The thing that makes plastic as a building material so useful is that it takes forever to degrade. Biodegradable building materials seems like it would be counterproductive and make the problem worse, not better.
So far, every time some new variety of biodegradable plastic comes along, it turns out to be a big fat lie.
Biodegradable just means you protect it just like we protect current biodegradable materials. But your #2 stands, the research is great but until I see it in production or on a shelf for sale, it's just research.
You realize we still use wood for most housing frames, right? Wood is biodegradable.
The framing gets sealed and protected from moisture. It is not exposed to the outside. Exterior exposed wood is either pressure treated to resist rot, is a species that is naturally rot resistant, or it is painted.
Remember, the article is talking about altering wood to be both transparent and biodegradable. That sounds like a window to me. That is a role that is currently filled with either glass or plastic.
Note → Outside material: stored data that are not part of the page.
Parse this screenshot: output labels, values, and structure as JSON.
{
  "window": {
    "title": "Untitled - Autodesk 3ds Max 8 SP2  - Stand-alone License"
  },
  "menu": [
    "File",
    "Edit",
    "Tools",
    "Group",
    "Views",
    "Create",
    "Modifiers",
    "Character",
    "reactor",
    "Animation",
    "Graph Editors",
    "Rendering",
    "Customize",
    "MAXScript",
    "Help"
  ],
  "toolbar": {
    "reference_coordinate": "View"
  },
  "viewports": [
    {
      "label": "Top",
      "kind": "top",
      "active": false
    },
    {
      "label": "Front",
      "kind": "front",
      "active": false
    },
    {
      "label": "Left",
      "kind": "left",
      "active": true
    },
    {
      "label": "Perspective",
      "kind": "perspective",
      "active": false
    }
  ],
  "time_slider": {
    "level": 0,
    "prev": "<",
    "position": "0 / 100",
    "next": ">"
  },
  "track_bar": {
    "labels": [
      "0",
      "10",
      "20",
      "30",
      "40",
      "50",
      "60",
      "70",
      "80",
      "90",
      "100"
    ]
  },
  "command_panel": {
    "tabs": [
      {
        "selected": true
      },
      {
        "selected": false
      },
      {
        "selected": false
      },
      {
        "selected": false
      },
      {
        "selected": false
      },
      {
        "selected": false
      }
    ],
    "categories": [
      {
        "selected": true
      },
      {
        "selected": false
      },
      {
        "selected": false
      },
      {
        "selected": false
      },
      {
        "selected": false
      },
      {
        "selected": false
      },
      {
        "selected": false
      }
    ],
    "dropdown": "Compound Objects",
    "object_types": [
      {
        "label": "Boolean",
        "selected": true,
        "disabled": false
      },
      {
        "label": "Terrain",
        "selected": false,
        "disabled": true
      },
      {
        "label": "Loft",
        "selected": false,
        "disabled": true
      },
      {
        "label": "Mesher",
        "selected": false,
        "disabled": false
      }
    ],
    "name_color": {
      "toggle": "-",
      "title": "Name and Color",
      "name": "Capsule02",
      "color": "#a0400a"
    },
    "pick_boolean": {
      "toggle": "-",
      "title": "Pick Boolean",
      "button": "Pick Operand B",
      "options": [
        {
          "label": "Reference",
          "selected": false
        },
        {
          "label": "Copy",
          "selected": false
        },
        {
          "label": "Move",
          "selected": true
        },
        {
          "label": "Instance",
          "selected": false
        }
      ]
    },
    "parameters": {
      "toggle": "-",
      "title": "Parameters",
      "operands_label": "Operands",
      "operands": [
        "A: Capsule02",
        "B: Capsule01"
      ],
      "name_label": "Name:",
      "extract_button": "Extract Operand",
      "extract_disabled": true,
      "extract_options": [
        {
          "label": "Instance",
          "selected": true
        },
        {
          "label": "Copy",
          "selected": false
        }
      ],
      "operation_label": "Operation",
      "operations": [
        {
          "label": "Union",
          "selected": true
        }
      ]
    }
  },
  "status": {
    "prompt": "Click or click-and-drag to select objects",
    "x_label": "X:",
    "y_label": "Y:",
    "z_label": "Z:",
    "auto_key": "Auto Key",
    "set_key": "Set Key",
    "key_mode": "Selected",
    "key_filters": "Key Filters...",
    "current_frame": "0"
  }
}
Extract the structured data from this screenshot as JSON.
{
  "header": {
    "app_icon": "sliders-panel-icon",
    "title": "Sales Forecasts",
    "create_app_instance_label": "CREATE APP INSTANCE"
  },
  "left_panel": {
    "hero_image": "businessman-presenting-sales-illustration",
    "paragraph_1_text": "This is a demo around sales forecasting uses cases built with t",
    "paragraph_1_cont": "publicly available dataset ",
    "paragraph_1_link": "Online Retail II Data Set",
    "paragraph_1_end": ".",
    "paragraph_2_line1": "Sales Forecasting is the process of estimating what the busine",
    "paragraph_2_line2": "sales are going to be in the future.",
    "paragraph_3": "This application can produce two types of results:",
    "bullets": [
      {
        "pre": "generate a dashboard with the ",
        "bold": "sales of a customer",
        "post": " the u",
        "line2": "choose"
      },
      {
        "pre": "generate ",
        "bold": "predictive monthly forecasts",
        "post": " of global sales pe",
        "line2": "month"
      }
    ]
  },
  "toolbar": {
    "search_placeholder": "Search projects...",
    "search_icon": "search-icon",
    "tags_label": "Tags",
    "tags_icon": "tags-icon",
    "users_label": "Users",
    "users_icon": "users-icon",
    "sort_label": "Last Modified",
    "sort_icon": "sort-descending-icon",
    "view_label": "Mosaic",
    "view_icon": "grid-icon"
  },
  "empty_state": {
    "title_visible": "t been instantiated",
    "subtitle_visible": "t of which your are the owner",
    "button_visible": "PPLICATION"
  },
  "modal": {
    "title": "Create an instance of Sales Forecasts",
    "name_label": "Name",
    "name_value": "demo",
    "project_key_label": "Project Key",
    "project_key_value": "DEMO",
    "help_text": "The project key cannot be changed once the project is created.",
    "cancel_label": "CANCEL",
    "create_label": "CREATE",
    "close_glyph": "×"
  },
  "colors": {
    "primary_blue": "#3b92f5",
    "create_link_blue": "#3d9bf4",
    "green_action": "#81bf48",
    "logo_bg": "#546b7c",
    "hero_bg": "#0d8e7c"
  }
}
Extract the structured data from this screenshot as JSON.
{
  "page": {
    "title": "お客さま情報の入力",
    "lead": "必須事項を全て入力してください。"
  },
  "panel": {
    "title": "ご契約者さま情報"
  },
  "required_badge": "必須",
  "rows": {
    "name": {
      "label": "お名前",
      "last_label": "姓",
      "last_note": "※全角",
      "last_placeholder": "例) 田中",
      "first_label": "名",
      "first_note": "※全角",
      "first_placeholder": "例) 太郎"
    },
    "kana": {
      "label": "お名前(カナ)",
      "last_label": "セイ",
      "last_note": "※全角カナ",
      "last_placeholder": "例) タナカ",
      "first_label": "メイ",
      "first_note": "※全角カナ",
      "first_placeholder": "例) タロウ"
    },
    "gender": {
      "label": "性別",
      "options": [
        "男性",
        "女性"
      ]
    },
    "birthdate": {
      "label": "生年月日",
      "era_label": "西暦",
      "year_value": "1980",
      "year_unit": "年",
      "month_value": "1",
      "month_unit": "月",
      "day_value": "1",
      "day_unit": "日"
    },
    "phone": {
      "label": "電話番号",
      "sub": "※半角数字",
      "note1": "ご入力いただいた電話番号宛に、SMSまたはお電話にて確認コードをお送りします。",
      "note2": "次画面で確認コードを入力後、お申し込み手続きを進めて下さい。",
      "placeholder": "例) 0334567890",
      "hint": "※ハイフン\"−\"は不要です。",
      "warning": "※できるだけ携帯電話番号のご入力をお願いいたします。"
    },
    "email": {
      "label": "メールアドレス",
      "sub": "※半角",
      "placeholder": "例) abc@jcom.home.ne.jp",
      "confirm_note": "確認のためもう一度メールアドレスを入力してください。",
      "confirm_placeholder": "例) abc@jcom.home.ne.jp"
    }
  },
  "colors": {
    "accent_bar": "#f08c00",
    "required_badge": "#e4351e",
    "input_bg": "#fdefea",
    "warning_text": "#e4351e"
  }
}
You would not choose a biodegradable material for exterior use and most windows are used on the outside of a structure.
Exactly. Even pressure-treated wood gets pockmarked relatively quickly with nicks and scratches. It’s not visible on wood since it’s already so textured, but a transparent surface would be rendered opaque.
That aside, the whole article reads like AI slop. This paragraph is particularly obvious:
It’s just a collection of four sentences without any real unifying idea. And the latter two sentences are complete nonsense if you really read them.
Wood is biodegradable. But biodegradable doesn’t mean “constantly degrading.” Wood is good for centuries as long as it is kept dry. A great deal of building technique is about ensuring that, so you can use this light, strong material that literally grows on trees.